A second breakthrough—or rather, a series of them—occurred in 2018. That year, he was commissioned to illustrate for the investigative podcast Serial. His paintings were included in The Great Lakes Project, an exhibition in CIA’s Reinberger Gallery that was part of the inaugural event by FRONT International. Finally, he won a Cleveland Arts Prize, joining a cohort of legendary artists and cultural leaders.
“To think that my name is attached to some of those great people. I mean, Toni Morrison won a Cleveland Arts Prize, right?” Steward said. “That’s huge for me.”
Steward’s work in watercolor in part reflects his desire to resist expected paths. Oil has perhaps the most esteemed history of any painting medium in Western art. He feels the weight of that and wants his art to stand apart.
“I’m a minimalist at heart,” he said. “Anything I feel as dead weight on the essential things, I’m always up to getting rid of it.”
He paints on stiff, Japanese-style paper propped up nearly vertically on an easel. Steward exercises careful control over his paint to counteract gravity. But he cannot allow his focus on individual brushstrokes to detract from his view of the whole canvas. Composition is key; white space cannot take up too much of the surface, but neither can his figures be too in-your-face.

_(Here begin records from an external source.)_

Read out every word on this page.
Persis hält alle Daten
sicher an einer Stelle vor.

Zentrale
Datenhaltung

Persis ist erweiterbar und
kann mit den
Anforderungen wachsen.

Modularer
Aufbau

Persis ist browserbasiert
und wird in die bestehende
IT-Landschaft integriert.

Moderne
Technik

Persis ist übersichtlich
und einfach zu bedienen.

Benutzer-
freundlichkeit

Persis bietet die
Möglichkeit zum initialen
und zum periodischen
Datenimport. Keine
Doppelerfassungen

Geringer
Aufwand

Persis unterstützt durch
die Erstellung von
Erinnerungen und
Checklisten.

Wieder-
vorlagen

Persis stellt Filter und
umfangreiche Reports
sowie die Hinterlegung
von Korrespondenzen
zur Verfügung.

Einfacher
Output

Steward's art also offers social commentary. Swingsets symbolize the incredible effort society exerts just to stay in the same place. His “Baggage Claim” series depicts himself or a family member alone, surrounded by luggage, looking around as though they don’t know where they are going and burdened by the history they carry. His “Breaker of Chains” mural was inspired by the legal limbo immigrant children occupy while political policy is debated. The painting depicts people of different races and dress styles separated by chain-link fences, which gradually fade and allow them to mingle.
Since graduating from CIA in 2008, Steward has mentored a number of students, offering pointers on strengthening their creative processes and discussing the value of graduate school. His repeated advice is to cultivate authenticity, to develop work that draws audiences into the artist’s own perspective and preoccupations.
“The thing is to find something you like and to find a way to craft that, and find a way to make it relevant to other people,” he said. “The trick is to sell people on what you like.”